Писательница проявила готовность слушать.
— Нужно очень сильно вообразить одну из двух вещей, — убежденно продолжил Климов, — так сильно, чтобы аж затрясло. Ненависть или любовь.
Василькова разочарованно усмехнулась. Ни хрена себе! Но, когда выбора нет, попробовать
— Меня и любили-то всего один раз.
— Один раз — это много, — серьезно отозвался Климов. — Воображайте.
И деликатно отвернулся, чтобы она могла сосредоточиться.

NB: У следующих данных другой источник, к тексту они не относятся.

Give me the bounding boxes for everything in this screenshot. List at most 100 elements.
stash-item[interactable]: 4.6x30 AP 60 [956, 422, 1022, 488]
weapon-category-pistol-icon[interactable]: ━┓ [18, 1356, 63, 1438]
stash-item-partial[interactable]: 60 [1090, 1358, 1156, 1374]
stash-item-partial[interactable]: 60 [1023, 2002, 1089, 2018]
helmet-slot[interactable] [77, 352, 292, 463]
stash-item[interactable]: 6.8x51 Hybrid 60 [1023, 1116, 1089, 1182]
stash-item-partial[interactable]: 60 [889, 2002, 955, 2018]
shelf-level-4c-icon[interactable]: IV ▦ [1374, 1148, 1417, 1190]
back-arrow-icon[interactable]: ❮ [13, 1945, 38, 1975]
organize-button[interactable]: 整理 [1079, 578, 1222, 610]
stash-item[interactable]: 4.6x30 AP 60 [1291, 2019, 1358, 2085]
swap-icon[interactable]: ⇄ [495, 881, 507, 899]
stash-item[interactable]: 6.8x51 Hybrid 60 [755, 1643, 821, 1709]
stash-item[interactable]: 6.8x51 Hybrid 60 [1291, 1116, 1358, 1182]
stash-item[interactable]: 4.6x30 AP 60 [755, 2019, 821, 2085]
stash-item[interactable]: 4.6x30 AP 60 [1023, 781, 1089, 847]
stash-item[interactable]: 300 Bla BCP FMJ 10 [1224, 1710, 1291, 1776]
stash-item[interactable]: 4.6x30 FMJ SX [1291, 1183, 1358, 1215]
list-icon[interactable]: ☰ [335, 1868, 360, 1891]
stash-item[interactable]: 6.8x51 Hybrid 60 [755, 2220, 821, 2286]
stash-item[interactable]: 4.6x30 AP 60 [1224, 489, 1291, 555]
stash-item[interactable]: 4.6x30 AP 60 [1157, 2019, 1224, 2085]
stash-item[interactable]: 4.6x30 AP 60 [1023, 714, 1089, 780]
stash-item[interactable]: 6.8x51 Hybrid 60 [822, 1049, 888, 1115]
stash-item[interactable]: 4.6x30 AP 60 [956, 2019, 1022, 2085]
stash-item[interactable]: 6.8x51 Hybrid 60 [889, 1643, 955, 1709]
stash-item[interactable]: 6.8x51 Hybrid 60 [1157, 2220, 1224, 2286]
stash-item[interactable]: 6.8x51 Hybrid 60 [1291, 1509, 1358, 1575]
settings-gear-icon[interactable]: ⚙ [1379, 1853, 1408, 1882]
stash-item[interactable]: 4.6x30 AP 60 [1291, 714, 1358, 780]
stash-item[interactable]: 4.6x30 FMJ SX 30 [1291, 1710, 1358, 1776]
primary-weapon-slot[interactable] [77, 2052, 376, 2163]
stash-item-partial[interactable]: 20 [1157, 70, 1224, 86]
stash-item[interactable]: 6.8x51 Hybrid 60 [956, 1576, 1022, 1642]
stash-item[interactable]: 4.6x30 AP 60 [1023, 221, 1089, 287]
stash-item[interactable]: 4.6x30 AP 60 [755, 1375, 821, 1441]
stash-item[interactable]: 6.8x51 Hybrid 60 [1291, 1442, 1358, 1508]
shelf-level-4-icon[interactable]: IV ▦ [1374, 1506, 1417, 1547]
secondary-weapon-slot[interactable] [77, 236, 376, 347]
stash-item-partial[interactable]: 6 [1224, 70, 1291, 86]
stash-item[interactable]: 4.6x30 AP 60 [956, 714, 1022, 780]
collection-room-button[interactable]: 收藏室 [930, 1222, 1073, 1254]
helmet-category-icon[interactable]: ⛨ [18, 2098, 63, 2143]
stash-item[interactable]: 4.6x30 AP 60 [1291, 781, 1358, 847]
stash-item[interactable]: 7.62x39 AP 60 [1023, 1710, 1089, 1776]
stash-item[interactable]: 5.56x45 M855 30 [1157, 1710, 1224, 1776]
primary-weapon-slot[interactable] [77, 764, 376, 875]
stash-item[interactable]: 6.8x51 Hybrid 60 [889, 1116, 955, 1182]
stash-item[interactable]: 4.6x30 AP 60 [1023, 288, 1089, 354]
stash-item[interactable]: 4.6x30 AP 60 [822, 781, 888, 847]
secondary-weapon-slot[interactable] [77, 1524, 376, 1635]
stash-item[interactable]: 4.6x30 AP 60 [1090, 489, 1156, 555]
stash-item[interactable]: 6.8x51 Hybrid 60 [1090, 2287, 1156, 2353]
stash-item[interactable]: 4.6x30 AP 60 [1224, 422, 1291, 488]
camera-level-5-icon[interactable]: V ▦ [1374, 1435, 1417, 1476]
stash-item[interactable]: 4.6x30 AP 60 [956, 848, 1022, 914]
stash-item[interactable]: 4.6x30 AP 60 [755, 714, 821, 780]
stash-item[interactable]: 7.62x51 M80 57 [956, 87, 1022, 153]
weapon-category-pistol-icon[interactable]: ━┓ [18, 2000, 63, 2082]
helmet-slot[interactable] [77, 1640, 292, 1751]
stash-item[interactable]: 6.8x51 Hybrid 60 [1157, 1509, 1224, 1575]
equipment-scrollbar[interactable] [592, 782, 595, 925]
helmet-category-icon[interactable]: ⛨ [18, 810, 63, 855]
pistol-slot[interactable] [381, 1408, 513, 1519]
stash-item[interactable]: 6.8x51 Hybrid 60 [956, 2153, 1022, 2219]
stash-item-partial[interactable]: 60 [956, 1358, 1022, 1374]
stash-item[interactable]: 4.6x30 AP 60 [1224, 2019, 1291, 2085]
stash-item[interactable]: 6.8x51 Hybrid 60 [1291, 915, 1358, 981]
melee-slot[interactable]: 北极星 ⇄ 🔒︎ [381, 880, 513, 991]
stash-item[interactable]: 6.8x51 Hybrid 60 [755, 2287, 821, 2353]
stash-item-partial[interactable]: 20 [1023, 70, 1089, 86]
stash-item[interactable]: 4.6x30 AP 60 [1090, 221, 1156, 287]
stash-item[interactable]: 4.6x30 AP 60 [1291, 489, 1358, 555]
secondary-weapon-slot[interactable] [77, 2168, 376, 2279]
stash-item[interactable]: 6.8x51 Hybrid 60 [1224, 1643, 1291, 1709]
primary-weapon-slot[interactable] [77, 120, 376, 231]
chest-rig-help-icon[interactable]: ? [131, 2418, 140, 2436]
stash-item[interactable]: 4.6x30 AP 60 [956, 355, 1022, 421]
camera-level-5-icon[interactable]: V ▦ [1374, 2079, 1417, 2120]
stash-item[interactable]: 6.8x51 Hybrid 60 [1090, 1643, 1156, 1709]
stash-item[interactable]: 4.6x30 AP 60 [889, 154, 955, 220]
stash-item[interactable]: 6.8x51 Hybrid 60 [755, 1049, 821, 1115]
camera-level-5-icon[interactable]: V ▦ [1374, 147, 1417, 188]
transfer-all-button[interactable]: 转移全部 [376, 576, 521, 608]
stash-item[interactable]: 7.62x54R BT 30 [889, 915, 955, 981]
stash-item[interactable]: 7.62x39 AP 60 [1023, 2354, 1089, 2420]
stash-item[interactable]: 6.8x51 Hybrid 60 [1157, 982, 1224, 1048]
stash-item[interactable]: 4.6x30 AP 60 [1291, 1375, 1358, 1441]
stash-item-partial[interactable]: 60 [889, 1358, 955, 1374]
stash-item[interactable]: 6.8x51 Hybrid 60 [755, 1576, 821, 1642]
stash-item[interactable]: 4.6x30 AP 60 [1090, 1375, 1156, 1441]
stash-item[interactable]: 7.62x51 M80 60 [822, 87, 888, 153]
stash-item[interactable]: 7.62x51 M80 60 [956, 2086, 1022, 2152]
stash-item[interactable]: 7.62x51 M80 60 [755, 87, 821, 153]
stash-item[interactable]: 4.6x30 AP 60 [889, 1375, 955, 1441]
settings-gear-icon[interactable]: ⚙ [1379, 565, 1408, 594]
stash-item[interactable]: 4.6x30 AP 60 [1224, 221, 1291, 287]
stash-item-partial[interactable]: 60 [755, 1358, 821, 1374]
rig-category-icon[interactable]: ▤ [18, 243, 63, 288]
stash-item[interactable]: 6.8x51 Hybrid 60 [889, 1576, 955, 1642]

И Рина вспомнила. Зима, мороз, машина не заводилась, а такси поймать не удалось. Она едет с мужем в троллейбусе к его друзьям то ли на день рождения, то ли на вечеринку. Из кармана пальто у Валерия торчит серебряное горлышко бутылки шампанского, а у нее на коленях перевязанная бумажной бечевкой серая картонная коробка с тортом. Она сидит на переднем сиденье, а он стоит спиной к водительской кабине и смотрит на нее. Они только что вылезли из теплой постели, где занимались любовью, и им еще жарко, и еще не ушло ощущение совместного полета. Валера смотрит сияющими глазами, она видит, что нравится ему, и он нравится ей. Он засмеялся, и она тоже засмеялась. У него лицо некрасивое, со сломанным носом, и очень смешное, только глянуть — и сразу хочется улыбаться. Она его очень любит. Она счастлива, и он тоже, иначе не смотрел бы так, у всех на виду. Окна покрывал толстый слой инея, и они проехали свою остановку, а потом бежали, скользя по заснеженному тротуару в обратную сторону, и хохотали, а она все время видела перед собой этот взгляд, описать который не взялась бы и теперь, поднаторев в сравнениях. Просто сердце уходило в пятки и во рту пересыхало.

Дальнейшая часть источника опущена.